The first time I encountered my neighbor, I was coming in from visiting a friend and had a slate of things to do before the afternoon got too far ahead of me. He called to me through the thick lilac bushes that border our yards and asked if we were renting, or if we’d bought the place. I peered through the leaves but couldn’t get a good look at him through the greenery except to figure out that he was in the process of digging up a stump on his side of the border. I answered and politely asked if he knew the owners, if they had ever occupied the house? I soon found myself stuck there on the other side of the bushes while he told me about the entire later part of his life, which included bicycle-touring through Myanmar and China and working as a parking lot attendant for years downtown. By the time I managed to make a smooth exit, most of the afternoon was burned away and I had an earful of adventures to ponder but no face to put with it. Also, I found out that I share my name with his wife.

Flash forward a month, and these neighbors are undertaking and enormous landscaping project by hand, tearing up the earth around the foundations of their home. The wife, covered from head to toe against the sun and listening to podcasts on her laptop balanced precariously on a rock next to her, is dismantling the current footing stone by stone and placing each fragment in a bucket. I can see her obliquely through the screen as I nibble my breakfast each morning. When I take out the recycling, we make eye contact and I have a flash of inspiration.

“Hello! Say, would you like some tomatoes?
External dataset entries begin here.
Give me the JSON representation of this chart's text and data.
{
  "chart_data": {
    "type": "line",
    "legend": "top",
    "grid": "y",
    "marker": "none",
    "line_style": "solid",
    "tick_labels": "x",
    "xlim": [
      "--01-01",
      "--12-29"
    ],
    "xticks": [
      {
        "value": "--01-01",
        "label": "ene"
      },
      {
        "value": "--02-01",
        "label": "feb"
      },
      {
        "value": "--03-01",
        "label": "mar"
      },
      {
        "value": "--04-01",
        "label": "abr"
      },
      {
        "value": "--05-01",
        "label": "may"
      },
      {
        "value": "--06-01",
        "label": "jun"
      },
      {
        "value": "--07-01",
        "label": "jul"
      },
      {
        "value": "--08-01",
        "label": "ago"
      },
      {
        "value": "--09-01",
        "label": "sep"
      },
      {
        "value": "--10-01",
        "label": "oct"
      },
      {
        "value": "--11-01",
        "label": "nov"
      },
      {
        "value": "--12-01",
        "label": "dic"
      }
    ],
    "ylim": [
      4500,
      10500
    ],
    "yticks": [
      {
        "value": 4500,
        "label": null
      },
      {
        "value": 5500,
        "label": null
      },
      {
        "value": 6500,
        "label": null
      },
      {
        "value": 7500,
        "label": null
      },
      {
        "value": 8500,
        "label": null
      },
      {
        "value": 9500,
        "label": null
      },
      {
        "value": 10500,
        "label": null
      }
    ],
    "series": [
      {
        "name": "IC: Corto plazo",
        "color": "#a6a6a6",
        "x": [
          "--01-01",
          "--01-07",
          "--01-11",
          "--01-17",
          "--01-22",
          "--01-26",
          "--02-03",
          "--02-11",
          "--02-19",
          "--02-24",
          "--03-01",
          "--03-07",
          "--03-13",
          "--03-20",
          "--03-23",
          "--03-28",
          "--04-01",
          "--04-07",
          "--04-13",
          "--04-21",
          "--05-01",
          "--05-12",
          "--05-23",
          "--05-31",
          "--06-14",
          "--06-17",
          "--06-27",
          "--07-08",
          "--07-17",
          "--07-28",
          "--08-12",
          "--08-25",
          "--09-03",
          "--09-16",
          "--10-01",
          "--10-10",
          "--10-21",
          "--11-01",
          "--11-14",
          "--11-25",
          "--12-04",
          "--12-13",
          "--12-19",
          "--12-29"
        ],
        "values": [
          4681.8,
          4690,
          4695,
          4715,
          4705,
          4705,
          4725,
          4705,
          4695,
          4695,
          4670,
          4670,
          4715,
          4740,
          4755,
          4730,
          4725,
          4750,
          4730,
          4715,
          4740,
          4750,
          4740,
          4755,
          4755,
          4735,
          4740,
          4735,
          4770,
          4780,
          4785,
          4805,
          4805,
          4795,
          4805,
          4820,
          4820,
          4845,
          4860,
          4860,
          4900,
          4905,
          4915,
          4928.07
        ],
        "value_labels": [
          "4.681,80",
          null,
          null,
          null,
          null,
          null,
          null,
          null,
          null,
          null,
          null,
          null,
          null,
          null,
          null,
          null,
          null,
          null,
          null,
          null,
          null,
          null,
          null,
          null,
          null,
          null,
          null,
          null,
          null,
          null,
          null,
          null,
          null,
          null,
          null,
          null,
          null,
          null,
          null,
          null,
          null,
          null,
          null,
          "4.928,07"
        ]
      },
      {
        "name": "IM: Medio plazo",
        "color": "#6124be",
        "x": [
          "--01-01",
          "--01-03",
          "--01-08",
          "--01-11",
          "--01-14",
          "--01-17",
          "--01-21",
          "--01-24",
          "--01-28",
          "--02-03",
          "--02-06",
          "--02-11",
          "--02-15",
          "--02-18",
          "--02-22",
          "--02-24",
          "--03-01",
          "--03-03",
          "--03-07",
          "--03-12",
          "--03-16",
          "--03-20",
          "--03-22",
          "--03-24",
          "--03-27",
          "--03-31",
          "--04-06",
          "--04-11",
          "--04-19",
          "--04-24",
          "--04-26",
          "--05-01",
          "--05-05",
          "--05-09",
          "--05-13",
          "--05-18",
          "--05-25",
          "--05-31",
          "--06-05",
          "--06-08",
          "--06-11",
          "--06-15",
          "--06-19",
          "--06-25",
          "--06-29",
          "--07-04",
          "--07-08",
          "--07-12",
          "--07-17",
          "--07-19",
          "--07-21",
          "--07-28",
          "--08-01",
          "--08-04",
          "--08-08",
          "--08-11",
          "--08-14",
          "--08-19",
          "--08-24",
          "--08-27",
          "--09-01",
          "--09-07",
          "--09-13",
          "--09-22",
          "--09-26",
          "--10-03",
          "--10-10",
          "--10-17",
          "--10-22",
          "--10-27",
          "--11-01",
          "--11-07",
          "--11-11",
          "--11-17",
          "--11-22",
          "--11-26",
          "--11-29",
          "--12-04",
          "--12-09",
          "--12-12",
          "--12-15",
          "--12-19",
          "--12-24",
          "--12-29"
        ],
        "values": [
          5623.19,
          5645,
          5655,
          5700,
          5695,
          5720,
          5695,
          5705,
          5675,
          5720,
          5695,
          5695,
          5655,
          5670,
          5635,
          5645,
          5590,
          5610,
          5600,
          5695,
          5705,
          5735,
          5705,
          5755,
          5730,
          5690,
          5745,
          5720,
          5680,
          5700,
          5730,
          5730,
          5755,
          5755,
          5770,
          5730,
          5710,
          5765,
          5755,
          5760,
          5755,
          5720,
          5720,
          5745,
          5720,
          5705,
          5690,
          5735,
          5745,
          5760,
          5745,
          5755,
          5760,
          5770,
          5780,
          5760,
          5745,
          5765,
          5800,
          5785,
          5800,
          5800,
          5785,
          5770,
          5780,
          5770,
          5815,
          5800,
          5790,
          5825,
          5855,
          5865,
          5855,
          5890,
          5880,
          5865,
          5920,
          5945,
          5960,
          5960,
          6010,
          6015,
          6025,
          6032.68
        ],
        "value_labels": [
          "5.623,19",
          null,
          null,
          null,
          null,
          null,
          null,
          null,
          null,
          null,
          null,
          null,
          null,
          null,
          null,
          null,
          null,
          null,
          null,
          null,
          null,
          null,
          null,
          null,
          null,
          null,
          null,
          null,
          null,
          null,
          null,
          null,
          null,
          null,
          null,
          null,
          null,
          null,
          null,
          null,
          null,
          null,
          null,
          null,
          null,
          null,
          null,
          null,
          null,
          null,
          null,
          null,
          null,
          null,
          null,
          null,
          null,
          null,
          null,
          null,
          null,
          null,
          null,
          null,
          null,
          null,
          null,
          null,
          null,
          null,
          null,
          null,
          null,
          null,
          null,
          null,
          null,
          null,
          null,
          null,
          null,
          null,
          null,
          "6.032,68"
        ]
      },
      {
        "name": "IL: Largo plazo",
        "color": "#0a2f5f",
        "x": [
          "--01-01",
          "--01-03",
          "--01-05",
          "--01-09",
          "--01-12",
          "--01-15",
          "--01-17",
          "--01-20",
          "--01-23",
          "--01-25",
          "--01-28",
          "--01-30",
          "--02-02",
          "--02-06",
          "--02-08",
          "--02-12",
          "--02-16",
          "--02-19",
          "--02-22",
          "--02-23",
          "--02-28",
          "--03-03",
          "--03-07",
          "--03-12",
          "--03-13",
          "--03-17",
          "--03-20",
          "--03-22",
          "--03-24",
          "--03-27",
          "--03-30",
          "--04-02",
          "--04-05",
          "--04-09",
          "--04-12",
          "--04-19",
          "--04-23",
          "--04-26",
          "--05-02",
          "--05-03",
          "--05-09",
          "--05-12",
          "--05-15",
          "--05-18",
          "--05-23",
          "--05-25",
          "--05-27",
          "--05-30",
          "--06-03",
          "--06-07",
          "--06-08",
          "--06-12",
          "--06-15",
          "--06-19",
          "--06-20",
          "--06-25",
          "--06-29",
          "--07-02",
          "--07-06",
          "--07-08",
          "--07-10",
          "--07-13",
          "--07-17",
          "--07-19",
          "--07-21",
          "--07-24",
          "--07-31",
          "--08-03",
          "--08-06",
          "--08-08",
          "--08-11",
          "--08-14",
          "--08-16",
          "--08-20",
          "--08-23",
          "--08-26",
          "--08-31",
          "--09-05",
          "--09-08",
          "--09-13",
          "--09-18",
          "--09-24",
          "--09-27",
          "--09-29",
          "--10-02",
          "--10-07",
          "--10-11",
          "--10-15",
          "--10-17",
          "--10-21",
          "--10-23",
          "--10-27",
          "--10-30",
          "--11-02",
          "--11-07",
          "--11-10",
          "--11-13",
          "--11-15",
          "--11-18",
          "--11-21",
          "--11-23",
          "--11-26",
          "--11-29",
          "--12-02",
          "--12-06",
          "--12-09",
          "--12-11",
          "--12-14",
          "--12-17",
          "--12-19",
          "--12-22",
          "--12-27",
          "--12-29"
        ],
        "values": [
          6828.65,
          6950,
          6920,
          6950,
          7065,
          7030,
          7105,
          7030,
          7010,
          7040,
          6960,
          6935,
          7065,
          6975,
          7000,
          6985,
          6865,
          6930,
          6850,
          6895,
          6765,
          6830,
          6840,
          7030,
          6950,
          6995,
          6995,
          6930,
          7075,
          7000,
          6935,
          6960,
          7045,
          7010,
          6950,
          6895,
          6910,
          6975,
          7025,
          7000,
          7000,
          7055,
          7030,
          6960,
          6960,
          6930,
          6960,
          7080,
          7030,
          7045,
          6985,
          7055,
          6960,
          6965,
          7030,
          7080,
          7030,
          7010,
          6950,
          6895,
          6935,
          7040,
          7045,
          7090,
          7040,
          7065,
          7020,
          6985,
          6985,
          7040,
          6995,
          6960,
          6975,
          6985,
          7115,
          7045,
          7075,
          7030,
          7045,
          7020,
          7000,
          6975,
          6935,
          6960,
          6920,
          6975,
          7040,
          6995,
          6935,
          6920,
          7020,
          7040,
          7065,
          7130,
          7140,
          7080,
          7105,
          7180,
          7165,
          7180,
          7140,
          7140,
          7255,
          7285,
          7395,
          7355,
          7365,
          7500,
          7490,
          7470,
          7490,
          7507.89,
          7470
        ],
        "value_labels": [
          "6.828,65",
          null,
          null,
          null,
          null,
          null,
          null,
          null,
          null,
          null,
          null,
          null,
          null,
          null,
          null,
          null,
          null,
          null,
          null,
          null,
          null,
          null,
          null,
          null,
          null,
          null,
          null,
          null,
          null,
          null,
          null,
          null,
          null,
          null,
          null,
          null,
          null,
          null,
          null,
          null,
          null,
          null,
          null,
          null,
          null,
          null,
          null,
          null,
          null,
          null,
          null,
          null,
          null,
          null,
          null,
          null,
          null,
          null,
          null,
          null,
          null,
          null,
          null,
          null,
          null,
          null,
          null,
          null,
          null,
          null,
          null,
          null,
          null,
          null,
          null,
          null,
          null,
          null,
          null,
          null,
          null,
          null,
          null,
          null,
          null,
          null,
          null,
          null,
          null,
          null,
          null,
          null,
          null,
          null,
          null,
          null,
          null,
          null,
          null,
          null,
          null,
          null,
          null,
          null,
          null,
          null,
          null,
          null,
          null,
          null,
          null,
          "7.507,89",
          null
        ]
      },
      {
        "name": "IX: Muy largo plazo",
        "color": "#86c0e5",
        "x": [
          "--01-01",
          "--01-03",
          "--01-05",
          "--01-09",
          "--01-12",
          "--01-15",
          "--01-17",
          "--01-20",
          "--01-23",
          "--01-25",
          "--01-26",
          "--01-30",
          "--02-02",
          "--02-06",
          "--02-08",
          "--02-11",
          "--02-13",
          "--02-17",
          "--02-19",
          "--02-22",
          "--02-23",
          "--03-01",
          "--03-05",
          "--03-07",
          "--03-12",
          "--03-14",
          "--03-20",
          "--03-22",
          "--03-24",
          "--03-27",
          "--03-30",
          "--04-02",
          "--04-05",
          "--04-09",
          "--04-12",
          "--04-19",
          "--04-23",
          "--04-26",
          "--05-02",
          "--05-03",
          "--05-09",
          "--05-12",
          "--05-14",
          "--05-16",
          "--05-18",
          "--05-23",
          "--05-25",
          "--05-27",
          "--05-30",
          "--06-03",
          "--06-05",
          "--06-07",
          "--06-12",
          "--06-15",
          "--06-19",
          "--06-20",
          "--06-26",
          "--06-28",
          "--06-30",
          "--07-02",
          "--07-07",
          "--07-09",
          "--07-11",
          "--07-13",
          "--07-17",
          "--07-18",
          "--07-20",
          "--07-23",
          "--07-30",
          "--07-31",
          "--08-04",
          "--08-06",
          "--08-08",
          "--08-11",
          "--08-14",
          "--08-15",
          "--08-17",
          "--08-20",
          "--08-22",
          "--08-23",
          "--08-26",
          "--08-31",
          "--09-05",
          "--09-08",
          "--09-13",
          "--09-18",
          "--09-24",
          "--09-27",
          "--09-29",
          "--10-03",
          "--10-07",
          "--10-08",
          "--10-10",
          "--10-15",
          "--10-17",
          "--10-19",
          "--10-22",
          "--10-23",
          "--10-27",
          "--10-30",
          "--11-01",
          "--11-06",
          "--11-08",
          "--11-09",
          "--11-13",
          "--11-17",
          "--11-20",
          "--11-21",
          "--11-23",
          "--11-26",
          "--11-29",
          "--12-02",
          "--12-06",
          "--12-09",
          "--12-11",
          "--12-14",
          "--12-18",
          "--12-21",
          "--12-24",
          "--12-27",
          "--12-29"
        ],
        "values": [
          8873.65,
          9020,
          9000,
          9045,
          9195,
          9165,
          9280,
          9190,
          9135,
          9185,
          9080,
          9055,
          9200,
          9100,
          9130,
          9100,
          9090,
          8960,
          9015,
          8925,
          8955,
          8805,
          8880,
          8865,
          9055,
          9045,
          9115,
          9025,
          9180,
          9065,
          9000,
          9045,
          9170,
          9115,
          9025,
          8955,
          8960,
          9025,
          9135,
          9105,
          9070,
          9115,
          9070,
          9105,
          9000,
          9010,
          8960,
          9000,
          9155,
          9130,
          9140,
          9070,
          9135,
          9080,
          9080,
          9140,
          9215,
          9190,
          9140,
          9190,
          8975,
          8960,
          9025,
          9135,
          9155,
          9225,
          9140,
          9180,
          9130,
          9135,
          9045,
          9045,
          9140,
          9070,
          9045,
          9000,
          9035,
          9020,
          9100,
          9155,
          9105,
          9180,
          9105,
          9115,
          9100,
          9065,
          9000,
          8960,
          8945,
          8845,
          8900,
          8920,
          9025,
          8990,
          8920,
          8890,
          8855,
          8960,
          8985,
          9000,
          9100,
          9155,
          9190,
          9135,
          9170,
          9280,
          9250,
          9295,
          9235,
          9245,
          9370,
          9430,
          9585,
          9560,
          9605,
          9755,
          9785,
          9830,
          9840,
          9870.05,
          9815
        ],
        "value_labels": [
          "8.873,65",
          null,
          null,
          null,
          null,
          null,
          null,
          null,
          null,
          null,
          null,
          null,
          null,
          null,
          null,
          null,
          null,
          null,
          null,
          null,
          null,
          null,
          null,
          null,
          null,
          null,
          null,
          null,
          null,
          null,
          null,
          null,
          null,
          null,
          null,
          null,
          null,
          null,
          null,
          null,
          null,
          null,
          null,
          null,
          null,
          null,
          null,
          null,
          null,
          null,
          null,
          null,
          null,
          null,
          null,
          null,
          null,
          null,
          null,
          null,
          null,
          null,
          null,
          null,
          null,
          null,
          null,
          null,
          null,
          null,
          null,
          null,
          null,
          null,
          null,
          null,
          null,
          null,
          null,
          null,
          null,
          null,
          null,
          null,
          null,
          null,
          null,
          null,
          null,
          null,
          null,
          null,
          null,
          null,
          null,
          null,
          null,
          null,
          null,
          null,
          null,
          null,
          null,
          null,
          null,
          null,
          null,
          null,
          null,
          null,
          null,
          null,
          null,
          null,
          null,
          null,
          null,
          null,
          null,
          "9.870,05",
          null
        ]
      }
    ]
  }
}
I have more than I can possibly eat!”

A thin old man, all muscle and sinew, grey beard trimmed perfect and short, emerges from behind the cover of lilac bushes by the back of the house. His cargo pants are held precariously by a belt notched as small as it can get. I can see the veins running up his lean arms from across the yard.

“Honey, would you like tomatoes?”

“Well, sure!”

I dodge back into the house to lighten my load, and return with a target bag full of the red plague, only to be regaled for nearly an hour with stories of landscaping, re-roofing and bidding on a garage while his wife listens next to us, eying her project, weighing eagerness to get back at it with politeness to her husband’s monologue and my presence. I see that she is probably from India or Bangladesh. I learn that they have been married for going on twelve years. I also learn all about how important soffits are to keep a roof from sagging, and that the peeling paint along a window behind him is from a terrible leak that occurred last spring, and that he likes to keep business “in the family.” I try not to shuffle my feet in impatience to get back to my own desperate day of cramming for final exams, or procrastinating from such a task, as the case may be. But when I finally wrench myself away, I wonder what other stories would have been forthcoming if I had been patient enough to listen for a little while longer.